Thursday, February 08, 2024

UK Greenpeace activists scale Unilever HQ in plastic pollution protest


Greenpeace UK scale the company’s HQ by Blackfriars Bridge in London and unveil a huge banner reading PROFIT WARNING - Plastic Polluted Money 
Photo: © Kristian Buus / Greenpeace

ELIZABETH SHORT
WEDNESDAY, FEBRUARY 7, 2024

GREENPEACE activists scaled Unilever’s London headquarters on the eve of its profit announcement today.

The activists unfurled a banner reading “Profit Warning — Plastic Polluted Money” in protest against the company’s destructive use of environmentally harmful packaging.

The protesters then set up a pollution warning zone around the entrance to the headquarters, warning passers-by about the company’s overwhelming plastic pollution problem.

A previous Greenpeace investigation revealed the consumer goods giant as the biggest seller of some of the worst polluting packaging, multilayered plastic sachets. According to the report, Unilever sells 1,700 sachets every second.

The sachets are typically used to package products such as soap, shampoo and laundry detergent, and are virtually impossible to recycle.

Greenpeace say they exacerbate devastating floods when they enter the environment as they jam local waste systems and waterways.

The activists levelled charges of hypocrisy against Unilever, pointing out that its brands like Dove claim to be “passionately committed to being one of the brands making the biggest impact against plastic waste.”

Greenpeace is demanding that Unilever halt sachet sales and phase out single-use plastic within 10 years.

The activists are also calling on the company to use its influence to advocate for these targets at the United Nations Global Plastics Treaty negotiations, where it is a co-chair of the Business Coalition.

Greenpeace UK head of plastics Nina Schrank said: “Unilever’s profits are drenched in plastic pollution.

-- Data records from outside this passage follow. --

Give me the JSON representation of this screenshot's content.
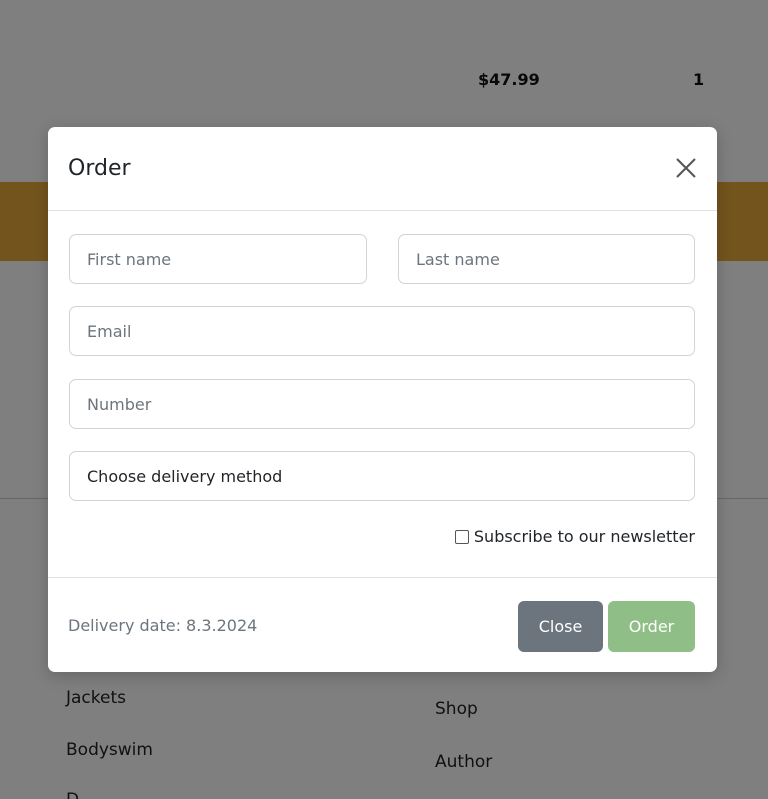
{
  "background": {
    "price": "$47.99",
    "quantity": "1",
    "links_left": [
      "Jackets",
      "Bodyswim",
      "D"
    ],
    "links_right": [
      "Shop",
      "Author"
    ],
    "band_color": "#e7a93a"
  },
  "modal": {
    "title": "Order",
    "fields": {
      "first_name_placeholder": "First name",
      "last_name_placeholder": "Last name",
      "email_placeholder": "Email",
      "number_placeholder": "Number",
      "delivery_method": "Choose delivery method"
    },
    "newsletter_label": "Subscribe to our newsletter",
    "delivery_date": "Delivery date: 8.3.2024",
    "close_label": "Close",
    "order_label": "Order"
  },
  "colors": {
    "close_button": "#6c757d",
    "order_button": "#8fbf86"
  },
  "icons": {
    "close": "close-icon"
  }
}
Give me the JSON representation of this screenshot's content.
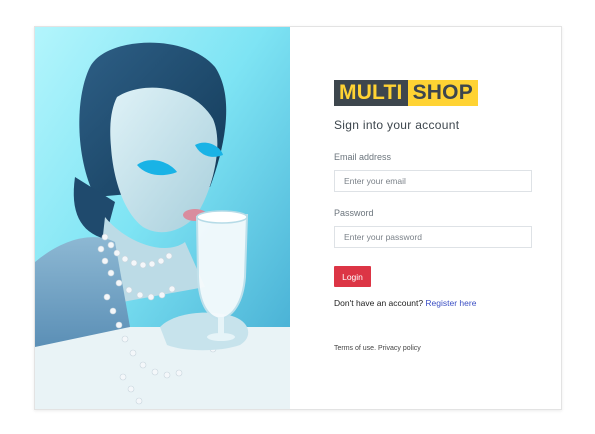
{
  "logo": {
    "part1": "MULTI",
    "part2": "SHOP"
  },
  "title": "Sign into your account",
  "form": {
    "email_label": "Email address",
    "email_placeholder": "Enter your email",
    "email_value": "",
    "password_label": "Password",
    "password_placeholder": "Enter your password",
    "password_value": "",
    "login_label": "Login"
  },
  "register": {
    "prompt": "Don't have an account?",
    "link": "Register here"
  },
  "footer": {
    "terms": "Terms of use.",
    "privacy": "Privacy policy"
  },
  "colors": {
    "brand_dark": "#3d464d",
    "brand_yellow": "#ffd333",
    "login_red": "#dc3545",
    "link_blue": "#3b4fc4"
  },
  "icons": {
    "hero_image": "woman-with-pearls-drinking-milk-photo"
  }
}
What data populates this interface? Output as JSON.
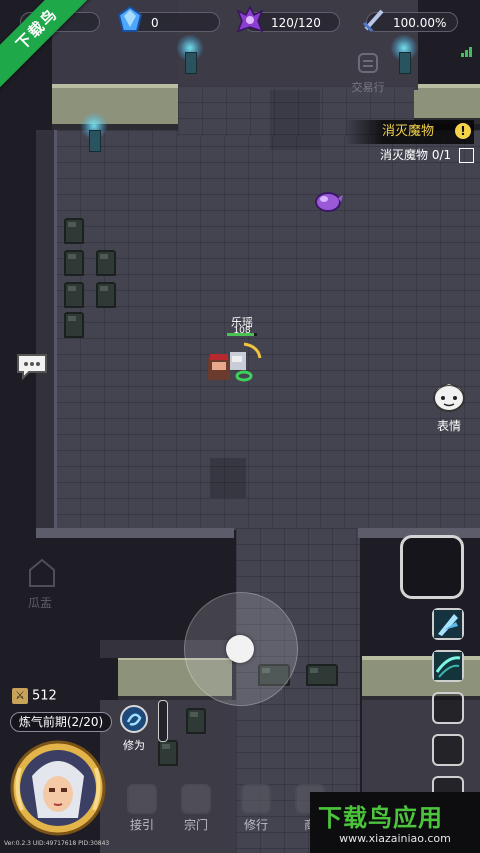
{
  "banner": {
    "text": "下载鸟"
  },
  "resources": [
    {
      "name": "gem",
      "value": "0",
      "icon": "blue-crystal-icon"
    },
    {
      "name": "energy",
      "value": "120/120",
      "icon": "purple-demon-icon"
    },
    {
      "name": "exp",
      "value": "100.00%",
      "icon": "sword-icon"
    }
  ],
  "trade": {
    "label": "交易行"
  },
  "quest": {
    "title": "消灭魔物",
    "objective": "消灭魔物",
    "progress": "0/1"
  },
  "player": {
    "name": "乐瑶",
    "hp": "108",
    "hp_fraction": 0.9
  },
  "emote": {
    "label": "表情"
  },
  "bottom": {
    "power": "512",
    "realm": "炼气前期(2/20)",
    "cultivate": "修为",
    "version": "Ver:0.2.3     UID:49717618     PID:30843"
  },
  "background_labels": {
    "left_house": "瓜盂"
  },
  "nav": [
    {
      "label": "接引",
      "icon": "summon-icon"
    },
    {
      "label": "宗门",
      "icon": "sect-icon"
    },
    {
      "label": "修行",
      "icon": "practice-icon"
    },
    {
      "label": "商",
      "icon": "shop-icon"
    }
  ],
  "watermark": {
    "title": "下载鸟应用",
    "url": "www.xiazainiao.com"
  },
  "colors": {
    "accent_gold": "#f5d24a",
    "torch_cyan": "#78f0ff",
    "banner_green": "#1fa84a",
    "watermark_green": "#4cc53d"
  }
}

“Brands like Dove might give them a clean public face and a healthy bank balance but the truth is the billions in profit Unilever will announce tomorrow is matched only by the billions of pieces of plastic they flood into the world.

“From devastating floods to toxic fire fumes, it’s communities far from their London HQ in places like the Philippines and Indonesia who are paying the price of plastic pollution.

“That’s why we’re here issuing Unilever with their own profit warning — profiting from plastic pollution is a dead end, they have to change.

“They must stop selling plastic sachets now, commit to phasing out single-use plastic within a decade and advocate for this same level of ambition at UN Global Plastics Treaty negotiations.”